I know what you’re thinking: “why you had to use the N-word above fold Nikki?” and I want you to never have that stupid thought again.
Next month is my last session with my therapist. After six years together, me and this incredible black woman are parting ways. Therapy is expensive and honestly, I’m ready for group therapy. There aren’t many people around me who have cut their entire families off, or experienced the types of abuse I did growing up. While I’m grateful for that, there’s nothing more relieving than talking to someone who understands. Who doesn’t need to hear the reason. Who knows how the random days pop on you when everything inside you feels completely destroyed and you have no idea when you’ll come to.
Over the years friends have asked me for advice about setting up boundaries with their parents and while my no-contact method provides evidence of solutions, very few people are actually comfortable considering it.

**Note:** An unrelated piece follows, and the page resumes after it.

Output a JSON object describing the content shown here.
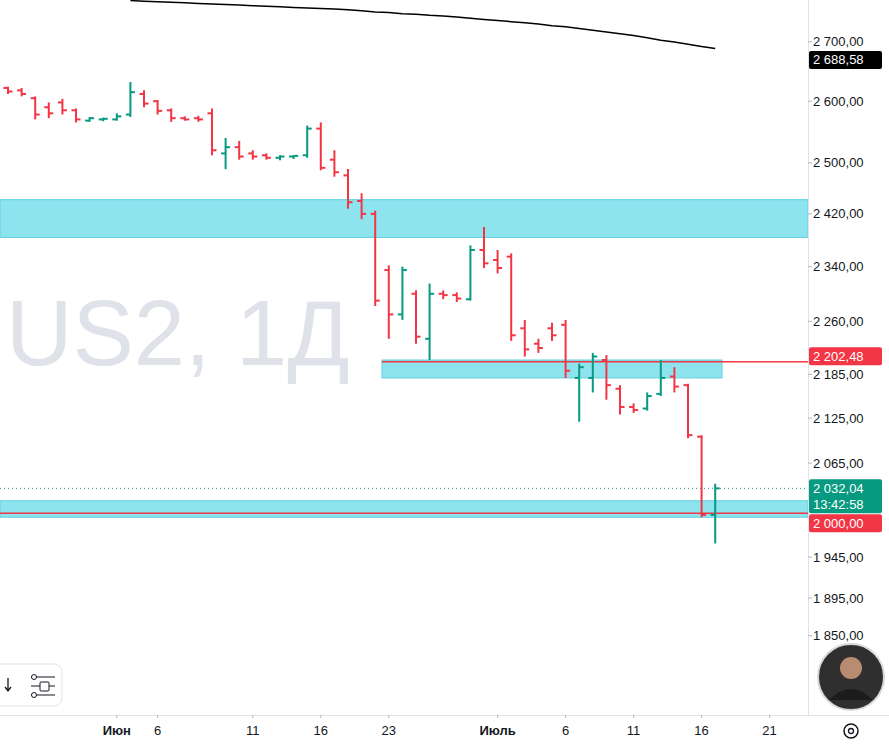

It’s chill, because I don’t want it for them either. I’m way happier when friends tell me their parents went to therapy and apologized. It reminds me why my makers and their entire community stays blocked. Because when you cut your family off, you cut their people off too. Can’t trust anybody who in congress with your opps, especially since society doesn’t really believe in a person’s right to judge their own childhood. (People hate kids and think they are dumb.) So it took me a long time to build a new community, away from my family. A bunch of people I knew I could trust with anything at anytime, who wouldn’t let me die or even suffer if they could help it. What a ragtag bunch my chosen family is now but it’s big and wild, just like my “real” family.